Pregnancies, Mortality Rates, and Sexual Violence
Women and young girls in Kenya are frequently raped and/or they have their genitals mutilated by foreign objects. This leaves them pregnant, or dying of infections from the mutilation and the dozens of flies that crawl into the open wounds of their genitals. Sutures, surgical needles, and supplies needed to reconstruct genitals so that the worst cases are able to urinate properly and/or allow flow of menstrual blood are urgently needed. Otherwise, these girls and women die within days of being attacked.
Pregnancies are also a problem. Malnutrition in this country is another leading cause of death, and even more so for pregnant women and girls, and their infants. Mortality rates are some of the highest in all of Africa. Stillborn children are the result of poor prenatal care and malnutrition of the mothers.
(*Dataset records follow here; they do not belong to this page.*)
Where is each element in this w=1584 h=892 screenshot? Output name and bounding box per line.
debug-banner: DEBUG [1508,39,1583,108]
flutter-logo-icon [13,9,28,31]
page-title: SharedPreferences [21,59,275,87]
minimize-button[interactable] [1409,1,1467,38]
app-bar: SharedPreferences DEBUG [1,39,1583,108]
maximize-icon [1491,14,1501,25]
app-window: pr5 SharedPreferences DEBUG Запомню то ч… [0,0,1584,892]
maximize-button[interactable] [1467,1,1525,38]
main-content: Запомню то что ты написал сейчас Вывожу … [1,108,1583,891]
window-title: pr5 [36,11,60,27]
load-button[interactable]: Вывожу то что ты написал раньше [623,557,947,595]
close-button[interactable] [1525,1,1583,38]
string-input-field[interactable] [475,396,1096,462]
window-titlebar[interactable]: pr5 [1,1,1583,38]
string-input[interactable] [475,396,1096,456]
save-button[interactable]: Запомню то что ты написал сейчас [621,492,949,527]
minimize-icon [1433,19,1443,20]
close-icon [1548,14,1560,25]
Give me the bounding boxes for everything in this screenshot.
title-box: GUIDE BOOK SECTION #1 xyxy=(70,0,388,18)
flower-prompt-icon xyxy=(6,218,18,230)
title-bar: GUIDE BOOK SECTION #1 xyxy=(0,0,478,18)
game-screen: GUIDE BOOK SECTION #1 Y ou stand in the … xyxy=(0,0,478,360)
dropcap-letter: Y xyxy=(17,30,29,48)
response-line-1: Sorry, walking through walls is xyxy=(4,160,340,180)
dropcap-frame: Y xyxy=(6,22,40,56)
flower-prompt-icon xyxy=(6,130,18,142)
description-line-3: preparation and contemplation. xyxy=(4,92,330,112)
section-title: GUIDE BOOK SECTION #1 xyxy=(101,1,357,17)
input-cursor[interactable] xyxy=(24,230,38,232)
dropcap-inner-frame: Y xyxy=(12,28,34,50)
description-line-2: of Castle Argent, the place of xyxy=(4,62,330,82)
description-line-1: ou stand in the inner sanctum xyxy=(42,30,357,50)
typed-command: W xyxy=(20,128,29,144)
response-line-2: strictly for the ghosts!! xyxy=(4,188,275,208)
Any prenatal vitamins and feminine hygiene products that you can send, plus vitamins for the children these women already have, are as essential as the drugs and supplies previously mentioned.
If You Cannot Send Supplies, Why Not Send Yourself?
If you do not have any extra supplies, or you do not have the clearance to donate your extra supplies, why not donate your medical expertise? Public healthcare and voluntary healthcare makes up the vast majority of medical professionals that help these people. Even then, there is a drastic shortage of professionals who know what they are doing. Your expertise as a doctor or nurse would be just as invaluable as the supplies.